Muhtemelen sahte isim kullanarak Türkiye Cumhuriyeti’ne “kerhane” diyen Mesih figürüne bürünmüş şizofren hasta, şayet yaşıyor olsalardı peygamberlerin de kendisine biat edeceklerini çünkü peygamberlerin as’ı yani olduğunu ileri sürerek Mehdi, Mesis, Deccal gibi figürlerden bambaşka bir profil çiziyor.
İç çatışmanın yarattığı ruhsal bozukluklar öylesine hada safhaya ulaşmış ki, mahşer günü Allah ile görüşmek isteyenlerin karşısına çıkacağından, cennetin yanı sıra yeryüzündeki tüm devletleri tek bir devlet olarak doğrudan yöneteceğine, herkesin kendisine biat edeceğinden, etmeyenlerin ise boynuna köpek tasması takacağına dair bir dizi paranoyak zırva sıralıyor.
Tabii bunlarla da kalmıyor, kendisine biat etmeleri için 30 gün süre veriyor, dolduktan sonra da biat kapısını kapatacağını söylüyor.

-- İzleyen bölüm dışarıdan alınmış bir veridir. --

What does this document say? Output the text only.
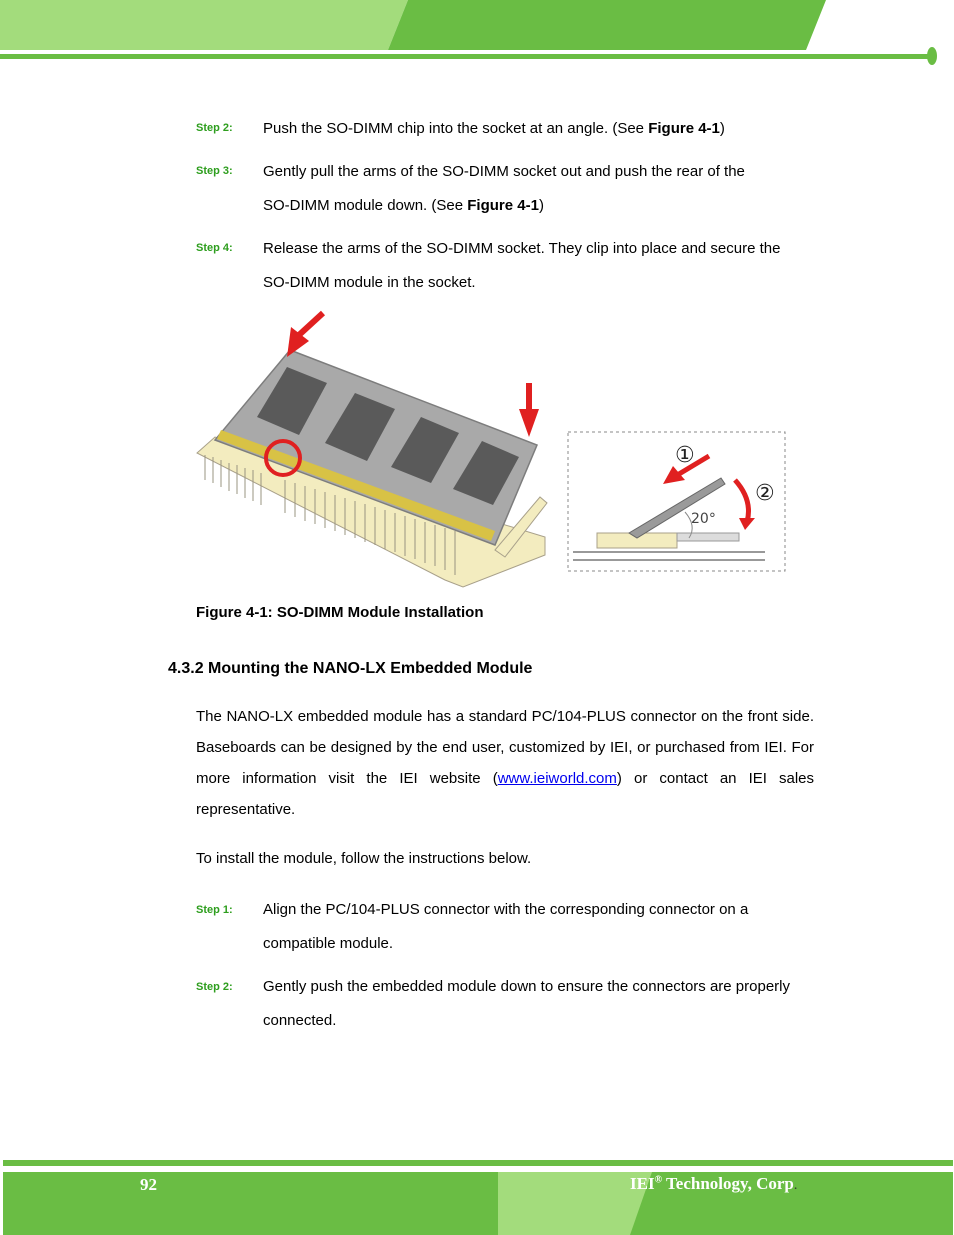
Step 2: Push the SO-DIMM chip into the socket at an angle. (See Figure 4-1)
Step 3: Gently pull the arms of the SO-DIMM socket out and push the rear of the
SO-DIMM module down. (See Figure 4-1)
Step 4: Release the arms of the SO-DIMM socket. They clip into place and secure the
SO-DIMM module in the socket.
20°
①
②
Figure 4-1: SO-DIMM Module Installation
4.3.2 Mounting the NANO-LX Embedded Module
The NANO-LX embedded module has a standard PC/104-PLUS connector on the front side. Baseboards can be designed by the end user, customized by IEI, or purchased from IEI. For more information visit the IEI website (www.ieiworld.com) or contact an IEI sales representative.
To install the module, follow the instructions below.
Step 1: Align the PC/104-PLUS connector with the corresponding connector on a
compatible module.
Step 2: Gently push the embedded module down to ensure the connectors are properly
connected.
92	IEI® Technology, Corp.
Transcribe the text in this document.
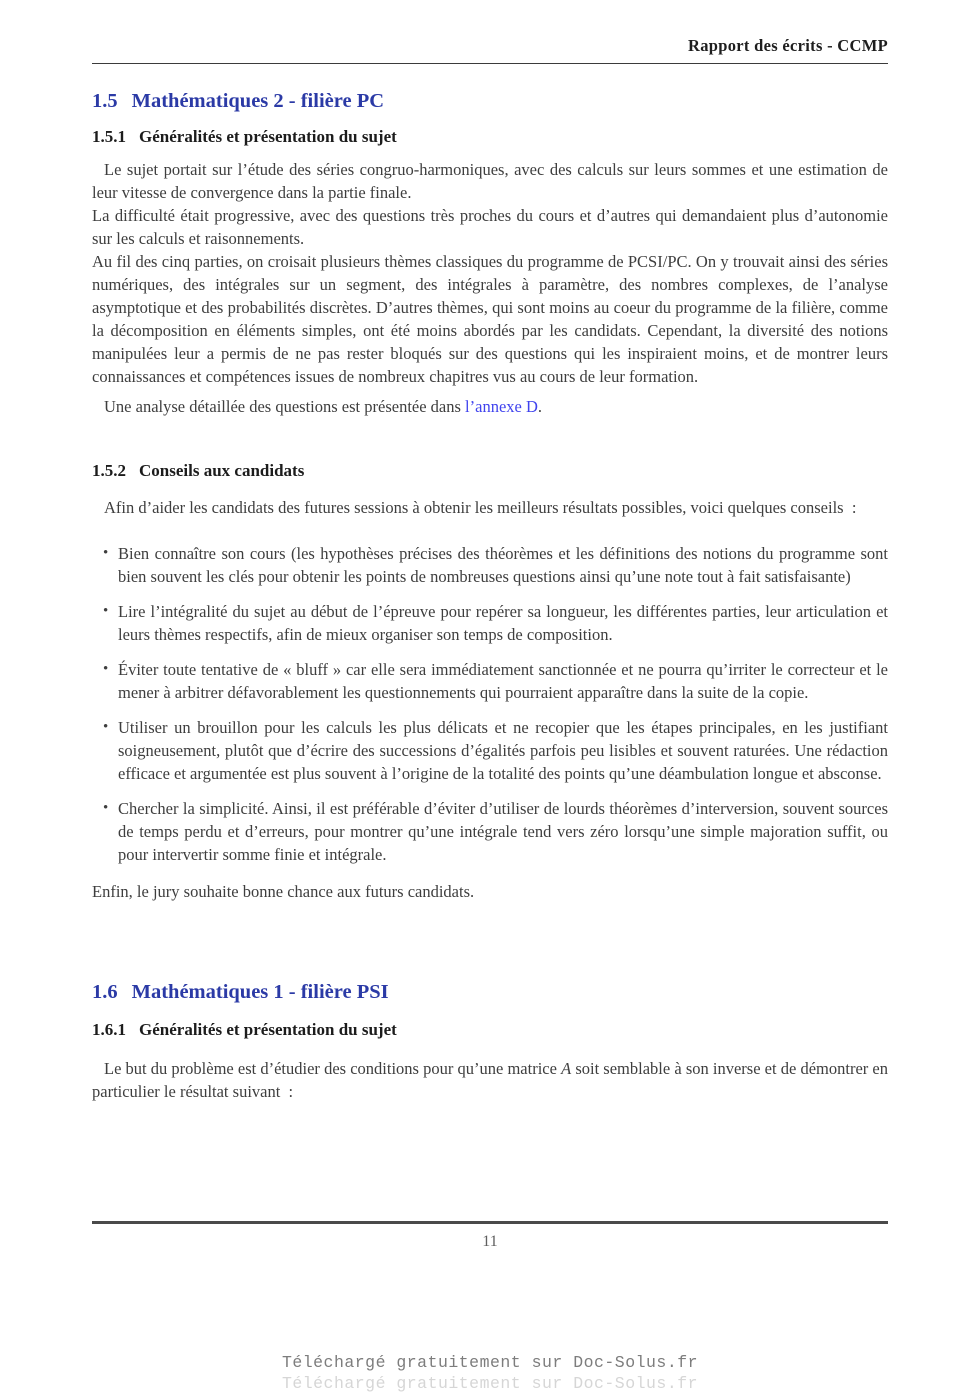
Rapport des écrits - CCMP
1.5 Mathématiques 2 - filière PC
1.5.1 Généralités et présentation du sujet

Le sujet portait sur l’étude des séries congruo-harmoniques, avec des calculs sur leurs sommes et une estimation de leur vitesse de convergence dans la partie finale.

La difficulté était progressive, avec des questions très proches du cours et d’autres qui demandaient plus d’autonomie sur les calculs et raisonnements.

Au fil des cinq parties, on croisait plusieurs thèmes classiques du programme de PCSI/PC. On y trouvait ainsi des séries numériques, des intégrales sur un segment, des intégrales à paramètre, des nombres complexes, de l’analyse asymptotique et des probabilités discrètes. D’autres thèmes, qui sont moins au coeur du programme de la filière, comme la décomposition en éléments simples, ont été moins abordés par les candidats. Cependant, la diversité des notions manipulées leur a permis de ne pas rester bloqués sur des questions qui les inspiraient moins, et de montrer leurs connaissances et compétences issues de nombreux chapitres vus au cours de leur formation.

Une analyse détaillée des questions est présentée dans l’annexe D.

1.5.2 Conseils aux candidats

Afin d’aider les candidats des futures sessions à obtenir les meilleurs résultats possibles, voici quelques conseils  :

• Bien connaître son cours (les hypothèses précises des théorèmes et les définitions des notions du programme sont bien souvent les clés pour obtenir les points de nombreuses questions ainsi qu’une note tout à fait satisfaisante)
• Lire l’intégralité du sujet au début de l’épreuve pour repérer sa longueur, les différentes parties, leur articulation et leurs thèmes respectifs, afin de mieux organiser son temps de composition.
• Éviter toute tentative de « bluff » car elle sera immédiatement sanctionnée et ne pourra qu’irriter le correcteur et le mener à arbitrer défavorablement les questionnements qui pourraient apparaître dans la suite de la copie.
• Utiliser un brouillon pour les calculs les plus délicats et ne recopier que les étapes principales, en les justifiant soigneusement, plutôt que d’écrire des successions d’égalités parfois peu lisibles et souvent raturées. Une rédaction efficace et argumentée est plus souvent à l’origine de la totalité des points qu’une déambulation longue et absconse.
• Chercher la simplicité. Ainsi, il est préférable d’éviter d’utiliser de lourds théorèmes d’interversion, souvent sources de temps perdu et d’erreurs, pour montrer qu’une intégrale tend vers zéro lorsqu’une simple majoration suffit, ou pour intervertir somme finie et intégrale.

Enfin, le jury souhaite bonne chance aux futurs candidats.

1.6 Mathématiques 1 - filière PSI
1.6.1 Généralités et présentation du sujet

Le but du problème est d’étudier des conditions pour qu’une matrice A soit semblable à son inverse et de démontrer en particulier le résultat suivant  :

11
Téléchargé gratuitement sur Doc-Solus.fr
Téléchargé gratuitement sur Doc-Solus.fr
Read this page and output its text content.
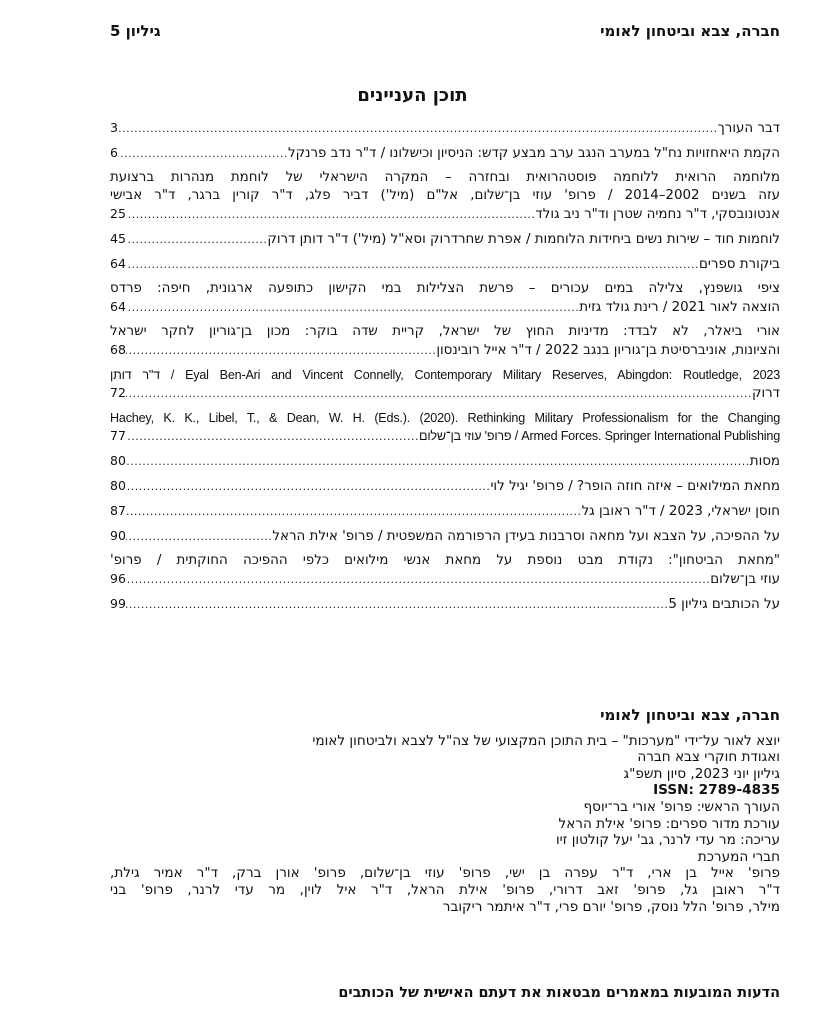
חברה, צבא וביטחון לאומי
גיליון 5
תוכן העניינים
דבר העורך
.....
3
הקמת היאחזויות נח"ל במערב הנגב ערב מבצע קדש: הניסיון וכישלונו / ד"ר נדב פרנקל
.....
6
מלוחמה הרואית ללוחמה פוסטהרואית ובחזרה – המקרה הישראלי של לוחמת מנהרות ברצועת
עזה בשנים 2002–2014 / פרופ' עוזי בן־שלום, אל"ם (מיל') דביר פלג, ד"ר קורין ברגר, ד"ר אבישי
אנטונובסקי, ד"ר נחמיה שטרן וד"ר ניב גולד
.....
25
לוחמות חוד – שירות נשים ביחידות הלוחמות / אפרת שחרדרוק וסא"ל (מיל') ד"ר דותן דרוק
.....
45
ביקורת ספרים
.....
64
ציפי גושפנץ, צלילה במים עכורים – פרשת הצלילות במי הקישון כתופעה ארגונית, חיפה: פרדס
הוצאה לאור 2021 / רינת גולד גזית
.....
64
אורי ביאלר, לא לבדד: מדיניות החוץ של ישראל, קריית שדה בוקר: מכון בן־גוריון לחקר ישראל
והציונות, אוניברסיטת בן־גוריון בנגב 2022 / ד"ר אייל רובינסון
.....
68
Eyal Ben-Ari and Vincent Connelly, Contemporary Military Reserves, Abingdon: Routledge, 2023 / ד"ר דותן
דרוק
.....
72
Hachey, K. K., Libel, T., & Dean, W. H. (Eds.). (2020). Rethinking Military Professionalism for the Changing
Armed Forces. Springer International Publishing / פרופ' עוזי בן־שלום
.....
77
מסות
.....
80
מחאת המילואים – איזה חוזה הופר? / פרופ' יגיל לוי
.....
80
חוסן ישראלי, 2023 / ד"ר ראובן גל
.....
87
על ההפיכה, על הצבא ועל מחאה וסרבנות בעידן הרפורמה המשפטית / פרופ' אילת הראל
.....
90
"מחאת הביטחון": נקודת מבט נוספת על מחאת אנשי מילואים כלפי ההפיכה החוקתית / פרופ'
עוזי בן־שלום
.....
96
על הכותבים גיליון 5
.....
99
חברה, צבא וביטחון לאומי
יוצא לאור על־ידי "מערכות" – בית התוכן המקצועי של צה"ל לצבא ולביטחון לאומי
ואגודת חוקרי צבא חברה
גיליון יוני 2023, סיון תשפ"ג
ISSN: 2789-4835
העורך הראשי: פרופ' אורי בר־יוסף
עורכת מדור ספרים: פרופ' אילת הראל
עריכה: מר עדי לרנר, גב' יעל קולטון זיו
חברי המערכת
פרופ' אייל בן ארי, ד"ר עפרה בן ישי, פרופ' עוזי בן־שלום, פרופ' אורן ברק, ד"ר אמיר גילת,
ד"ר ראובן גל, פרופ' זאב דרורי, פרופ' אילת הראל, ד"ר איל לוין, מר עדי לרנר, פרופ' בני
מילר, פרופ' הלל נוסק, פרופ' יורם פרי, ד"ר איתמר ריקובר
הדעות המובעות במאמרים מבטאות את דעתם האישית של הכותבים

Devlet kurumlarına, kamu görevlilerine emirler yağdırıyor, kendisine biat etmelerini emrediyor, emirlerini yerine getirmeyenleri de yaşadıkları bölgeyi için tehditler savuruyor.
Tehditlerini ve şiddeti genele yayarak tüm kamu görevlilerinin boynuna tasma takarak sorguya alacağını, dayak atacağını ve toplu idamlar yapacağını söylüyor. Mesih iddiasıyla ortaya çıkan bu zavallının amacı, kerhane dediği Türkiye Cumhuriyeti’ni yıkmak, yerine “Anadolu Federal Devleti” kurmaktır ki metin içeriğinde bunu açıkça beyan ediyor zaten. Türkiye Cumhuriyeti’ne benzer argümanlarla küfür edenlerin dinci, arap milliyetçisi biatçı kültürle yoğrulmuş kitleler olduğunu biliyoruz.
Ayrıca emperyalist bir proje olan fedarasyon sistemininin Osmanlı’yı teslim alan Sevr ile dayatıldığını da biliyoruz. Bu gerçekten hareketle mesih iddasıyla ortaya çıkan bu zavallı meczup’un birileri tarafından kullanıldığını söylemek mümkün.
Ancak yanıtlanması gereken kritik bir soru var ki o da adı geçen devlet kurumlarına alenen tehdit, hakaret, küfür içerikli faks gönderen bu şahsın gerçekte kim olduğu hakkında herhangi bir araştırma yapılıp, yapılmadığıdır.